I had purchased meat from Whole Foods this Saturday, with the thought of making my mighty sauce (as fantasized about here) on Sunday. A few factors conspired against me. First, the Jets game was a 1:00 affair, which was a prime opportunity for me to crank out some time on the aerobics machines at the gym while watching whatever befell to our hapless boys in green. Second, I stayed up way too late on Saturday night — mostly reading on the damn Internet — which led me to wake up later than I would have liked. And I had my usual dinner plans at my parents' house that night, which was going to be combined with doing laundry there . . . so it was in my interest to get there a little early. Checking the Jets' schedule might have served me well. But this is my sauce we're talking about here!! I haven't settled down with a meaty dish of pasta or chicken parmigiana or a meatball hero for a couple of months! No way in hell am I using that jarred shit when I can conjure gallons of scarlet goodness with just a few hours' effort!

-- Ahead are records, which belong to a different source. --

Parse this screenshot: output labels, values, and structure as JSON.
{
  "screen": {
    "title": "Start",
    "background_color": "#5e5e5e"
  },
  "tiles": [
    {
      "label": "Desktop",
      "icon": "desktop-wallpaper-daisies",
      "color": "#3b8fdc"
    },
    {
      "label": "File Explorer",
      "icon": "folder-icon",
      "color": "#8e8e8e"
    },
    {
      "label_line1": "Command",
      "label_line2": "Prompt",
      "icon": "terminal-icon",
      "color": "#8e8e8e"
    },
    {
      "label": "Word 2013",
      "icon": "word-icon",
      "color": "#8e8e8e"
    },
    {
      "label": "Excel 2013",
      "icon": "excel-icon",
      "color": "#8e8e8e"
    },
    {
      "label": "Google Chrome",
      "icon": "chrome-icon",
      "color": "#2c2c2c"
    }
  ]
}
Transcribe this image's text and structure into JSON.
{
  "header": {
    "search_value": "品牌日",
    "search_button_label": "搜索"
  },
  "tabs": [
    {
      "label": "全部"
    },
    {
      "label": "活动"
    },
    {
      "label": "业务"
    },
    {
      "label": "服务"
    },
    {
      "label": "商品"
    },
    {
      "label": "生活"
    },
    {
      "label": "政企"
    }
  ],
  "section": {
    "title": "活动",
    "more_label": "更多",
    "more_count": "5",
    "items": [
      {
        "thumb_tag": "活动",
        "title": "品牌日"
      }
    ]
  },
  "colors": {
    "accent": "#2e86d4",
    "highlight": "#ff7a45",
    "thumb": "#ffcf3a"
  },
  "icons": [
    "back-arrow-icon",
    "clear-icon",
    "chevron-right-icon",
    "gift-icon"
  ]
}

By the time I stepped off the train tonight, the only question in my mind was which movie to pop in while I cast my spell.
This turned out to be Goodfellas. I had initially slotted The Godfather Part II, but for some reason my VCR is not cooperating with my TV. This may be a sign to me from the electronics gods to upgrade my Godfather trilogy to disc. Maybe at the next paycheck. I am in no rush; this batch of sauce will last a while. So in the interest of speed, I started the film that SHOULD HAVE SWEPT the Academy Awards for 1990 instead of that Dances With Wolves fuckery, grabbed six cans of tomatoes, and began crackin' em open.

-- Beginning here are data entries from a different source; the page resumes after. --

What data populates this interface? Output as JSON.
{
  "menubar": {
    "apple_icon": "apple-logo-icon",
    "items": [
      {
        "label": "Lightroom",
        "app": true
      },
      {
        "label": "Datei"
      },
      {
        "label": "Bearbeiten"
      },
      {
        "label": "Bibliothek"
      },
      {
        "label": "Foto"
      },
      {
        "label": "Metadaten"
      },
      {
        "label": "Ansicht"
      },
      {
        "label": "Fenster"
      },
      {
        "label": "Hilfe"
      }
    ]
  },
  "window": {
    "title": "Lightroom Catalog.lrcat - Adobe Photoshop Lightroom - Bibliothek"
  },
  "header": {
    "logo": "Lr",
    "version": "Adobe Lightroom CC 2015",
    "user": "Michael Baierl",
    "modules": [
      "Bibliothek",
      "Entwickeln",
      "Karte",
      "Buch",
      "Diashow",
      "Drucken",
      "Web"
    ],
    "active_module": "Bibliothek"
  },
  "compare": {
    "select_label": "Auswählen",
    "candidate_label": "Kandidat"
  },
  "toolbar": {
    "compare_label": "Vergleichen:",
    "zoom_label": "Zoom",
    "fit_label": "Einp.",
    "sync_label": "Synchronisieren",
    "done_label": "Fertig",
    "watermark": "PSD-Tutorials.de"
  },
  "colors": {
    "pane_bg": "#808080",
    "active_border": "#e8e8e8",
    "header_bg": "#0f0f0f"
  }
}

I tend to get the Tuttorosso blue-label 2-pound cans of whole peeled plum tomatoes for my sauce. But the company recently scrambled the colors of their labels, so now the blue label is for crushed tomatoes in thick puree. As long as they didn't crush the seeds into the mix, I figured, I would be fine. My mother once tried to puree the tomatoes after she had let them simmer down instead of straining them, and the seeds got chopped up in the mix and turned it pink. Ugh. Needless to say, this experiment was not repeated.

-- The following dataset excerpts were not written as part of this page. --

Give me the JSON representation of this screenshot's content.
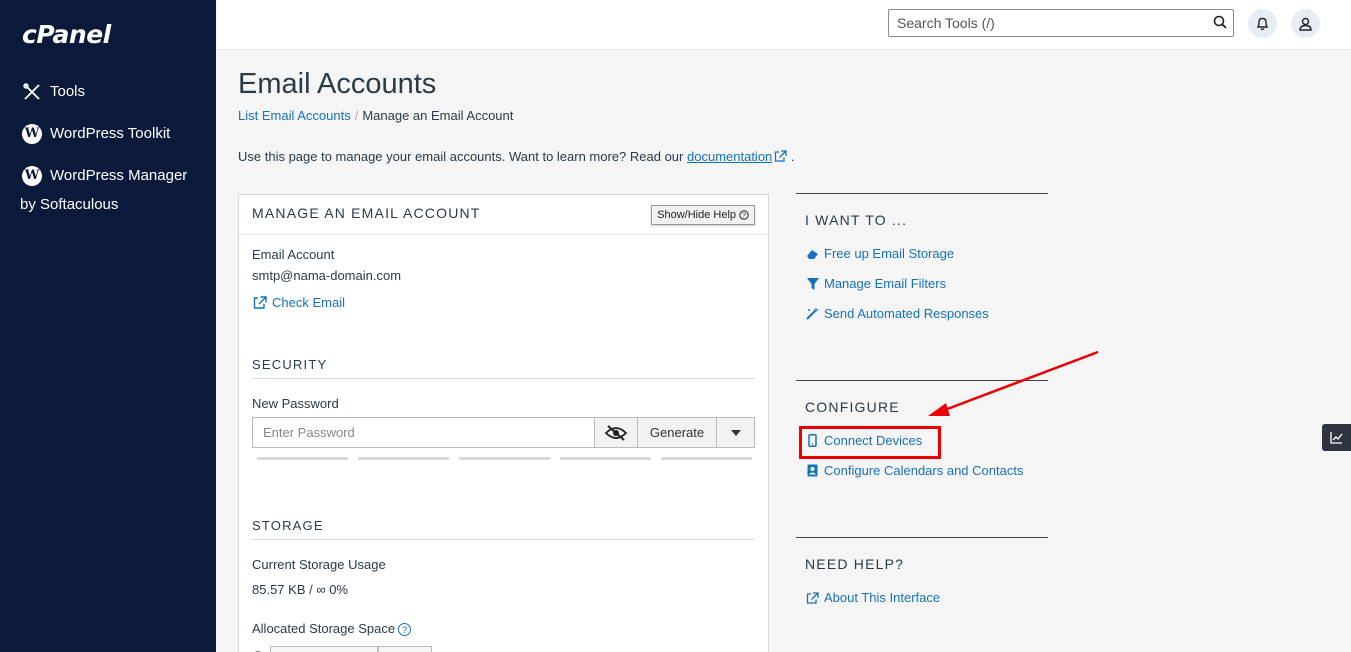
{
  "sidebar": {
    "logo": "cPanel",
    "items": [
      {
        "label": "Tools",
        "icon": "tools-icon"
      },
      {
        "label": "WordPress Toolkit",
        "icon": "wordpress-icon"
      },
      {
        "label": "WordPress Manager by Softaculous",
        "icon": "wordpress-icon"
      }
    ]
  },
  "topbar": {
    "search_placeholder": "Search Tools (/)"
  },
  "main": {
    "title": "Email Accounts",
    "breadcrumb": {
      "link": "List Email Accounts",
      "separator": "/",
      "current": "Manage an Email Account"
    },
    "intro": {
      "text": "Use this page to manage your email accounts. Want to learn more? Read our",
      "link": "documentation",
      "end": "."
    },
    "panel": {
      "title": "MANAGE AN EMAIL ACCOUNT",
      "help_button": "Show/Hide Help",
      "email_label": "Email Account",
      "email_value": "smtp@nama-domain.com",
      "check_email": "Check Email",
      "security_heading": "SECURITY",
      "new_password_label": "New Password",
      "password_placeholder": "Enter Password",
      "generate_label": "Generate",
      "storage_heading": "STORAGE",
      "storage_usage_label": "Current Storage Usage",
      "storage_usage_value": "85.57 KB / ∞ 0%",
      "allocated_label": "Allocated Storage Space"
    }
  },
  "right": {
    "want_to": {
      "heading": "I WANT TO ...",
      "links": [
        "Free up Email Storage",
        "Manage Email Filters",
        "Send Automated Responses"
      ]
    },
    "configure": {
      "heading": "CONFIGURE",
      "links": [
        "Connect Devices",
        "Configure Calendars and Contacts"
      ]
    },
    "need_help": {
      "heading": "NEED HELP?",
      "links": [
        "About This Interface"
      ]
    }
  },
  "colors": {
    "sidebar_bg": "#0b1a3b",
    "link": "#1672b8",
    "highlight": "#e00000"
  }
}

Fortunately, the puree in the cans featured intact seeds, so I wouldn't be making a suspiciously strawberry-like sauce. In fact, this turned out to be a bonus. Normally, I let the plum tomatoes break down over the course of 90 minutes, then strain them. In this case, 30 minutes to warm them up was all I needed. Once they'd boiled down a bit, I strained them in record time with a fraction of the mess in the form of seeds and pulp. So I was ahead of the game.
One surprising setback came when I broke out the meat. I had purchased two center-cut pork chops, a hunk of London broil beef, and two 1-pound flats of ground beef for meatballs. When I pulled one of these flats out, it was brown! What the hell? They were both in date, and from Whole Foods no less, which I associate with a finer class of meat. Even when I cut into it, it was brown inside as well. In retrospect, I feel fortunate that the meat tilted its hand so early, so to speak. Whatever turned it so swiftly might have been strong enough to survive the relentless frying and boiling to which I subjected the rest of the meat . . . and I have a less-than-illustrious history of food poisoning whose details I shall spare you for now. The other flat was fine, so I diced up the pork and beef, got it browning in some spices and olive oil, and made meatballs with the single pound of ground beef. I did managed to get a good 20 or so out of the package, which with the other meat looked like it would be plenty.
I have to say, I am impressed with the result. I just took some time to ladle out the sauce. Deep red, smooth but thick, with lovely chunks of meat that have spent 90 minutes releasing their essence into the sauce. I got 11 pints out of this batch, which should hold me for a good while. I am waaaay past my bedtime, though, so work tomorrow is going to be something of a death march, Still, considering what I will come home to by way of dinner, it will be worth it. Definitely beats the hell out of the ketchup and egg noodles Henry Hill describes being given at the end of Goodfellas when he asked for spaghetti and marinara sauce in his hick-town witness-relocation exile.